Process 2 lists at the same time and move files.

I have this while loop, that works but is quite slow to process though. I'm hopping there might be a faster/better way to find what I'm looking for.

I have 2 lists of numbers, and want to only find files where a file name has both values present.

each list has about 100 values.

while read lineA 
    do echo $lineA
    while read lineB
        do cp /archive/$year$month/storage/*$lineA[NIT]??????$lineB*#$year$month$day* /foundfiles/ 
    done < list1.txt
done < list2.txt

Thank you.

Some possible improvements

If the files are large, consider:

the mv command to place the file in /foundfiles/ directory

the ln command to create a symlink in /foundfiles/ back to the original file.

Example:
change :

cp /archive/$year$month/storage/*$lineA[NIT]??????$lineB*#$year$month$day*
# to:
ls  /archive/$year$month/storage/*$lineA[NIT]??????$lineB*#$year$month$day* | 
while read $fname 
do
   mv $fname /foundfiles/
done

The mv command assumes the /foundfiles/ directory and the source directory are on the same filesystem.

Also your cp command assumes files all exist - with all of those variables

I think that, with all those * metacharacters and so on, you may be matching many many files. Decreased I/O is a big win for performance. Assuming all 10000 or so of those possible patterns match.

You seem to be assuming that all those files with all possible value combinations exist. Should that not be the case, running cp for each and ignoring the error message is a huge waste of resources.

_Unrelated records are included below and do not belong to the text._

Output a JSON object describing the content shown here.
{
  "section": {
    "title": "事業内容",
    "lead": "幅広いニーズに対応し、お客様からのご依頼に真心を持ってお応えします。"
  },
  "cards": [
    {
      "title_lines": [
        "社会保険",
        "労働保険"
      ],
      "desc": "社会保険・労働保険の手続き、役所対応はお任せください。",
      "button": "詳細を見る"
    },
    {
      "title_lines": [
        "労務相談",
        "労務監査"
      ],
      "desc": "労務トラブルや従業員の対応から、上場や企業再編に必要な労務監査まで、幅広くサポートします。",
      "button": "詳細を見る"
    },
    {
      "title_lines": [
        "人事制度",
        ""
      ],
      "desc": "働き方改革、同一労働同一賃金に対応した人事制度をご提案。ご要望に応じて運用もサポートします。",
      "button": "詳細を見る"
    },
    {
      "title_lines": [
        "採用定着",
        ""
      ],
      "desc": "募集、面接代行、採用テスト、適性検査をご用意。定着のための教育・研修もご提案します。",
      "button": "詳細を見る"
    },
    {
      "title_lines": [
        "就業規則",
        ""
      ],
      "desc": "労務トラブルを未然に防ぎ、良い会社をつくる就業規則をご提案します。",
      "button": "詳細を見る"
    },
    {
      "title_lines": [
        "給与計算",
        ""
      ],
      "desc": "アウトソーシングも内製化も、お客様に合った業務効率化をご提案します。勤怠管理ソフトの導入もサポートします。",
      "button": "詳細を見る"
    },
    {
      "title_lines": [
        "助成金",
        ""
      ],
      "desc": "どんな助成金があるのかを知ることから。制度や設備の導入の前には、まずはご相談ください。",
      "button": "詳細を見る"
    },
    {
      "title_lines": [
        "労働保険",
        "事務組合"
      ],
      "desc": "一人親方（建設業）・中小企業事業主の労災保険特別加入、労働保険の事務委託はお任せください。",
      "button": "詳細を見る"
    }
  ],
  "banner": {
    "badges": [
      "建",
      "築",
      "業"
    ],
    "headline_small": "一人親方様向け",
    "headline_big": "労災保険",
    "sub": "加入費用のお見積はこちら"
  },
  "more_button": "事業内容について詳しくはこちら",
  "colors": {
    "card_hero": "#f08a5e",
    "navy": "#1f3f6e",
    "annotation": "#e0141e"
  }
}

And, although it will most probably be cached/buffered by the system, you are reading list1 about a hundred times. How about

  • reading list1 and list2 once into memory
  • running cp only for existing files?
    Try
cd /archive/$year$month/storage
ls | awk '
FNR==1          {FC++}
FC<=2           {A[FC,FNR] = $0
                 C[FC] = FNR
                 next
                }
                {for (i=1; i<=C[1]; i++)
                   for (j=1; j<=C[2]; j++)
                     if ($0 ~ A[1,i]"[NIT]......"A[2,j]"#") print "cp", $0, "/foundfiles"
                }
' SUBSEP="\t" path/to/list1 path/to/list2 - | sh

Please adapt the match regex to your needs!

---------- Post updated at 22:59 ---------- Previous update was at 22:50 ----------

You could further improve performance by excluding unapt files with a pattern to ls . And, you could break out of the loops when a file was found.

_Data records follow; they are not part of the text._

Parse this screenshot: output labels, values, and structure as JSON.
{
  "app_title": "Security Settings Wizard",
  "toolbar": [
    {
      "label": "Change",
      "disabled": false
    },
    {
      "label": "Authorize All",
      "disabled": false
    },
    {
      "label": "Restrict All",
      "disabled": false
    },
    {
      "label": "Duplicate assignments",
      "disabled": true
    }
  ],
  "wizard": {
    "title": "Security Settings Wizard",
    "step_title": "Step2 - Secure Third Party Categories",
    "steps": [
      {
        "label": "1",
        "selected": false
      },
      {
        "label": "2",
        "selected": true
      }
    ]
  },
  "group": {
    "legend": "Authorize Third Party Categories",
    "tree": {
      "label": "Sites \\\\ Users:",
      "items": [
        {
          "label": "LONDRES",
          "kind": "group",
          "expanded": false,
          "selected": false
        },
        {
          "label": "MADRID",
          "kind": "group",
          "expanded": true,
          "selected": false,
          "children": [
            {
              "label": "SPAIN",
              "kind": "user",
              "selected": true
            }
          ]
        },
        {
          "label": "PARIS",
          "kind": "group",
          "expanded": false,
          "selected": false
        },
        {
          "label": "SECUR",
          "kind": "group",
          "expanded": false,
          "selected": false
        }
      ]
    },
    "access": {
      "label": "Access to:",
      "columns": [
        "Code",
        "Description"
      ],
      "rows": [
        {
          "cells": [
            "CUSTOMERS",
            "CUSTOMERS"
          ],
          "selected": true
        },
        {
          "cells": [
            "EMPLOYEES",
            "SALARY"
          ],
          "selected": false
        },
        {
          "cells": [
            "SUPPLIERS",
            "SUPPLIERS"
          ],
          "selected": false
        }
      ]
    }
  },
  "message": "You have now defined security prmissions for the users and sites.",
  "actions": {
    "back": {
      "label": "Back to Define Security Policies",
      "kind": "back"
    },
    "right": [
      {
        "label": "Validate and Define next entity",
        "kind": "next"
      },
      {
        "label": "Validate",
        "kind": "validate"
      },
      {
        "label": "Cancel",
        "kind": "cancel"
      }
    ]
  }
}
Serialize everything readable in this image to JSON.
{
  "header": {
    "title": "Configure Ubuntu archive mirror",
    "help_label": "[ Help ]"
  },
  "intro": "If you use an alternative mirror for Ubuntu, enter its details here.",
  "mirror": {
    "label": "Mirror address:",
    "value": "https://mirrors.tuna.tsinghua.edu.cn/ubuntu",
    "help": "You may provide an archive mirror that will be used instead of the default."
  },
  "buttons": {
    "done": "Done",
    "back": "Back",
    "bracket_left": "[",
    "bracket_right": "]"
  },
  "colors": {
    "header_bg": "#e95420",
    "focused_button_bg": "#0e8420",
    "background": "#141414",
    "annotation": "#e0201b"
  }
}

Thank you for the assistance.

In the end I decided to dumb down my approach and keep it simple.

Here is what I did.

#Build full list of all files from the day in question
cd /archive/$year$month/storage/
ls *#$year$month$day* > /home/login/scripts/fulllist.txt

#Find all files that match list1 and output to new file
while read line
        do awk 'substr($0,35,7)=='"$line"' {print}' /home/login/scripts/fulllist.txt >> /home/login/scripts/fulllist2.txt
done < /home/login/scripts/list1.txt

#Find all files that match list2 from the list created above
while read line
        do awk 'substr($0,49,7)=='"$line"' {print}' /home/login/scripts/fulllist2.txt >> /home/login/scripts/fulllist3.txt
done < /home/login/scripts/list2.txt

#copy all files to temp folder
while read line ; do
        cp /archive/$year$month/storage/$line /foundfiles/
done < /home/login/scripts/fulllist3.txt

time ./program
real 0m6.327s
user 0m4.822s
sys 0m1.336s

The other methods I tried took way longer to process, my original method was taking many hours.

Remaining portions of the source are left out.